= Rupert Magarey =

Australian medical practitioner and surgeon

Sir Rupert Magarey FRCS (21 February 1914 – 1990) was an Australian medical practitioner and surgeon. He was a past president of the Australian Medical Association.

==Early life==
The father of Susan Magarey, Sir Rupert Magarey was born James Rupert Magarey in Adelaide, South Australia, eldest son of Elsie (née Cowell) and Dr. Rupert Magarey, and attended Norwood Primary School and later St Peter's College, Adelaide.
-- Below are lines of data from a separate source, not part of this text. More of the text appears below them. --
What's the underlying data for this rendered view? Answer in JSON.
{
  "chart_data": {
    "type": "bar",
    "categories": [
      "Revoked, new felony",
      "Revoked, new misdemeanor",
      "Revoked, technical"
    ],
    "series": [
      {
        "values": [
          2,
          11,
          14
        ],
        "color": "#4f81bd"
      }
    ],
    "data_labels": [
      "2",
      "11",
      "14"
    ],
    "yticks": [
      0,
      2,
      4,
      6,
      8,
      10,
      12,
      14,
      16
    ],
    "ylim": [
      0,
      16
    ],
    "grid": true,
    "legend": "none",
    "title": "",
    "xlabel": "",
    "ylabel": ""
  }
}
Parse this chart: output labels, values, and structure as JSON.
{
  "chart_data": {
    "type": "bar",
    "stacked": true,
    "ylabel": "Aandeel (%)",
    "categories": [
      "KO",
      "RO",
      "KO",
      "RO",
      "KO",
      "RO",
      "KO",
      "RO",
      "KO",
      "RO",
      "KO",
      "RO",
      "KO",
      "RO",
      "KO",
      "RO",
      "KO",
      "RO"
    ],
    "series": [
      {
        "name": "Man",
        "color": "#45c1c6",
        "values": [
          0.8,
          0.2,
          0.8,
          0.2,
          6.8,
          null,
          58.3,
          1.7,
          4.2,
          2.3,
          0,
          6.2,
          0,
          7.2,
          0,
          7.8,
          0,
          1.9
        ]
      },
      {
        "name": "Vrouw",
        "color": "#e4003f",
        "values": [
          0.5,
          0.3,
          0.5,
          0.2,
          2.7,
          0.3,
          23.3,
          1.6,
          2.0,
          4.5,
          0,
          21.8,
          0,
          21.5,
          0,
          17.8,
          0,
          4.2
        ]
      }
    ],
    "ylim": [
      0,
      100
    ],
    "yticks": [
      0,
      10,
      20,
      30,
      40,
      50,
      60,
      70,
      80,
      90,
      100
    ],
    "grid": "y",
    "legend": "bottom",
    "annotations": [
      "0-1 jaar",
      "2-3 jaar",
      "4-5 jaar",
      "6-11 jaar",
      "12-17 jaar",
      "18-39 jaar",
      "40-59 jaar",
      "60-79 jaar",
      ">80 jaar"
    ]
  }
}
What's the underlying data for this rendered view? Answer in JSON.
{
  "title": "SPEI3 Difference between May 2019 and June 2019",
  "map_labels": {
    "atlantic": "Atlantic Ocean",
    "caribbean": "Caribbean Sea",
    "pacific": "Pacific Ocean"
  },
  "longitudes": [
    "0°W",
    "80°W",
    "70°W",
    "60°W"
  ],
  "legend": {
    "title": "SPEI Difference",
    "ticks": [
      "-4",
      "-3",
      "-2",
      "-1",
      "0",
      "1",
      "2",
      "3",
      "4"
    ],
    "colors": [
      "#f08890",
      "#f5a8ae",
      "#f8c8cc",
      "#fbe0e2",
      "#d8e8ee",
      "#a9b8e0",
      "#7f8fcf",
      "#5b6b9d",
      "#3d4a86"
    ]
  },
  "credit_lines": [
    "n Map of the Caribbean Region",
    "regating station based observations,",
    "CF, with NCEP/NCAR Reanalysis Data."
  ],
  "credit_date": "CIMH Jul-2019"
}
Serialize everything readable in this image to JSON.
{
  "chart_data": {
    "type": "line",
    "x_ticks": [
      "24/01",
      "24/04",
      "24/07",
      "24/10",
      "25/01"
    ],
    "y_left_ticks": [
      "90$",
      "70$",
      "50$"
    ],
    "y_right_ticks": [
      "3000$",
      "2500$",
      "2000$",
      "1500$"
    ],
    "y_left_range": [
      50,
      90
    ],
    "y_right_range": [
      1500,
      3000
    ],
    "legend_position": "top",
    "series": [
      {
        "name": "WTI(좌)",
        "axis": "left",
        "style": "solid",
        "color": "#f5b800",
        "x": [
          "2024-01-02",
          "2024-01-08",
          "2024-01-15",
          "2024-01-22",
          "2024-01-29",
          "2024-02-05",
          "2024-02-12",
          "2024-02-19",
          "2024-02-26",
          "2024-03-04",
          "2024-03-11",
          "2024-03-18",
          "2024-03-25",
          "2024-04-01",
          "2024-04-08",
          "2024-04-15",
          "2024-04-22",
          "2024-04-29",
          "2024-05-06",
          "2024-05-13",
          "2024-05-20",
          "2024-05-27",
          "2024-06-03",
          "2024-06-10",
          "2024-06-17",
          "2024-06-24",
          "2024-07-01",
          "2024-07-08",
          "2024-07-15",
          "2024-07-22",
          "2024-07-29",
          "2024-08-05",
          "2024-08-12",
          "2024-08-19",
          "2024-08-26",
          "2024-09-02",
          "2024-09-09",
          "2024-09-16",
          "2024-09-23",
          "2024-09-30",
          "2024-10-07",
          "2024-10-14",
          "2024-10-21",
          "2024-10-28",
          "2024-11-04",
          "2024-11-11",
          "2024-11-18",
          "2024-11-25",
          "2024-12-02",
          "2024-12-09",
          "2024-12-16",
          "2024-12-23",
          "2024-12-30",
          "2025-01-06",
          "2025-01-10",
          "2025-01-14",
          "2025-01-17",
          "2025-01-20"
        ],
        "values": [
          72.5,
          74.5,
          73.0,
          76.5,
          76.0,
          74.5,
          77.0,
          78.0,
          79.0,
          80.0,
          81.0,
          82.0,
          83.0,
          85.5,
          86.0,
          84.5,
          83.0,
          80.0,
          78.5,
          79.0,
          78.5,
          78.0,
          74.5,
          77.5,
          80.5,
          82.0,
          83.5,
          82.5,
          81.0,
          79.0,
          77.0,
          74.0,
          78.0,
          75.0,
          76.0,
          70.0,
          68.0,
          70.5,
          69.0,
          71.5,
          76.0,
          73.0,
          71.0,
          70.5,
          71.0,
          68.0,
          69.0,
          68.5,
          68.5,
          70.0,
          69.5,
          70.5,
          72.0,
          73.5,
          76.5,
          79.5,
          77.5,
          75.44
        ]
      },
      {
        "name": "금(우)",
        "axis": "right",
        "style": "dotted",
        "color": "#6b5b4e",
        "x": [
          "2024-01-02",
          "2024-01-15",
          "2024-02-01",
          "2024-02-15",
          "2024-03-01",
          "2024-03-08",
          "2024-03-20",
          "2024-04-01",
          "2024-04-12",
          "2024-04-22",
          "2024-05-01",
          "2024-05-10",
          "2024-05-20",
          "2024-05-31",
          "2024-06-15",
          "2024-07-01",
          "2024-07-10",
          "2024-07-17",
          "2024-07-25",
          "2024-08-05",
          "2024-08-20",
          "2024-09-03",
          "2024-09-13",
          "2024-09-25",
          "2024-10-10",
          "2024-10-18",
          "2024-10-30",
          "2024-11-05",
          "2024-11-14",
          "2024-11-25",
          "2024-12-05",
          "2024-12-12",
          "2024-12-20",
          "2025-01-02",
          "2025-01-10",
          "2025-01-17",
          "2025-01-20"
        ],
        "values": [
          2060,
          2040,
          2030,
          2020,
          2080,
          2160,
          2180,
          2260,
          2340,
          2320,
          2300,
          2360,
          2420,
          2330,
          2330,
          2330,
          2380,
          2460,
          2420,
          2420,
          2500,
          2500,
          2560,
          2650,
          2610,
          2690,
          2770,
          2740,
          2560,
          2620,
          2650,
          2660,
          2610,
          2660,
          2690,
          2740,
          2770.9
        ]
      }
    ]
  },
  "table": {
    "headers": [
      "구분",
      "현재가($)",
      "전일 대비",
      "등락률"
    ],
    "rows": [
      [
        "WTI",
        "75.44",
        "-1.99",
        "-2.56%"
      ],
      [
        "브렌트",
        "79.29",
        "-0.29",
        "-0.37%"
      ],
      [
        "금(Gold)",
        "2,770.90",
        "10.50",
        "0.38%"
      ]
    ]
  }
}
He graduated MB. BS. from the University of Adelaide in 1938.

==Army service==
Magarey served in the Australian Imperial Forces during World War II, serving in the 7th Division in 1940. At the end of 1940 he sailed for the Middle East and Syria, where he served in the 2/11 Australian Army General Hospital. In recognition of his distinguished services he was mentioned in dispatches. After Japan entered the war Major Magarey's unit was recalled to Australia and later transferred to New Guinea and the Kokoda Trail as part of the 2/6 Australian Field Ambulance, serving as Senior Medical Officer at Alola on the Kokoda Trail.

==Professional career==
Returning to Adelaide, South Australia after World War II Dr Magarey resumed his general practice in medicine. He was a General Surgeon and member of the Honorary Staff of the Royal Adelaide Hospital. Dr Magarey went to England to obtain his FRCS (Fellow of the Royal College of Surgeons) in 1949. He returned to Adelaide and passed the FRACS in 1950 and Master of Surgery in 1951 from University of Adelaide.